I’m not sure about the state of affairs on Android, but the most popular and powerful tool used by law enforcement to extract data from iOS devices only recently gained support for iOS 17 and it doesn’t have the ability to bypass passwords on a device that isn’t accepting FaceID; it just has the ability to brute force them. A password with sufficient entropy mitigates this attack. (It’s unclear if it’s able to bypass auth when FaceID is enabled, but I could see it going either way.)
You said a couple of things that I specifically want to address:
But it doesn’t solve anything that existing TOTP over text messages didn’t solve, other than some complexity, and it eliminated the password (something you know) factor at the server.
and
outside of MitM attacks that TOTP mitigates
Text-message based TOTP - or SMA 2FA - is incredibly vulnerable. In many cases, it can be compromised without the user even realizing. A user with a 4 digit PIN (even if that PIN is 1234) and a Passkey on their device is much less vulnerable than a user using SMS 2FA with a password used across multiple services.
If a user cares deeply about security, they likely already have a set of security keys (like the YubiKey 5C) that support U2F / WebAuthn, and they’ll add passkeys for their most sensitive services to those devices, protected by unique, high entropy PINs. This approach is more secure than using an equally high entropy password and U2F / WebAuthn if the latter isn’t secured with a PIN, since these devices are extremely secure and wipe their contents after 8 failed PIN attempts, but the password is transmitted to the server, which receives it in plaintext and stores it hashed, generally outside of a secure enclave, making the password vulnerable, e.g., if grabbed from server memory, or to a brute force attack on the hash if the server (which could be undetected and only involve read access to the db server), meaning a simple theft of the security key would be all that was needed to compromise the account (vs needing the PIN that is never transmitted anywhere).
And app-based TOTP doesn’t mitigate MITM at all.
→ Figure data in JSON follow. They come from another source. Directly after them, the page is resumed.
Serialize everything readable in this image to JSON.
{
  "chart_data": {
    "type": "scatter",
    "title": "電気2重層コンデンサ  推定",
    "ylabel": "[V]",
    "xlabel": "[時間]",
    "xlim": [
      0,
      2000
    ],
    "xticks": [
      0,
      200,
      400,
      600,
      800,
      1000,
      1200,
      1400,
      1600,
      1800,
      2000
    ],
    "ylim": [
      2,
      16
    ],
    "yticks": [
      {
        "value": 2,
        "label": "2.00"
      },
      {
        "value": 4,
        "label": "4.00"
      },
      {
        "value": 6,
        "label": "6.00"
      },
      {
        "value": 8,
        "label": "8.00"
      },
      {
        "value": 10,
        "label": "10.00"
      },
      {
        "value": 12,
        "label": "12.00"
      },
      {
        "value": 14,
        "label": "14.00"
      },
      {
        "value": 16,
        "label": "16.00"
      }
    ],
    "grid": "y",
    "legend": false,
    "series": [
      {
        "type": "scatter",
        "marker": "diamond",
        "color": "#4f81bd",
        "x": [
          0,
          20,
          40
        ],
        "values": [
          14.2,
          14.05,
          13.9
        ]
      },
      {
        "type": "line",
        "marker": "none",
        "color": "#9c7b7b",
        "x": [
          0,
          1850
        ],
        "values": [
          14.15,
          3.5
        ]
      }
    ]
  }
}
The only thing it does is add a timing component requirement, which current MITM phishing attacks have incorporated. To mitigate such an attack you need Passkeys, Webauthn, or U2F as an authentication factor. To bypass this the attackers need to compromise the service itself or a certificate authority, which is a much taller task.
The other thing is that we know most users reuse passwords and we know that sites will be compromised, so:
- best case scenario, salted password hashes will be leaked
- likely scenario, password hashes will be leaked,
- and worst case scenario, plain text passwords will be leaked
and as a result, that user’s credentials for a different site will be exposed. For those users, Passkeys are a vast improvement over 1FA, because that vulnerability doesn’t exist.
Another factor is the increased visibility of Passkeys is resulting in more sites supporting them - U2F / Webauthn didn’t have great adoption. And getting these into the hands of more users, without requiring them to buy dedicated security keys, is a huge boost.
For the vast majority of users, passkeys are an improvement in security. For the few for whom they aren’t, those users likely know that, and they still benefit from increased adoption of a MITM immune authentication method, which they can choose on a site-by-site basis. And even they can benefit from increased security by storing passkeys on a security key.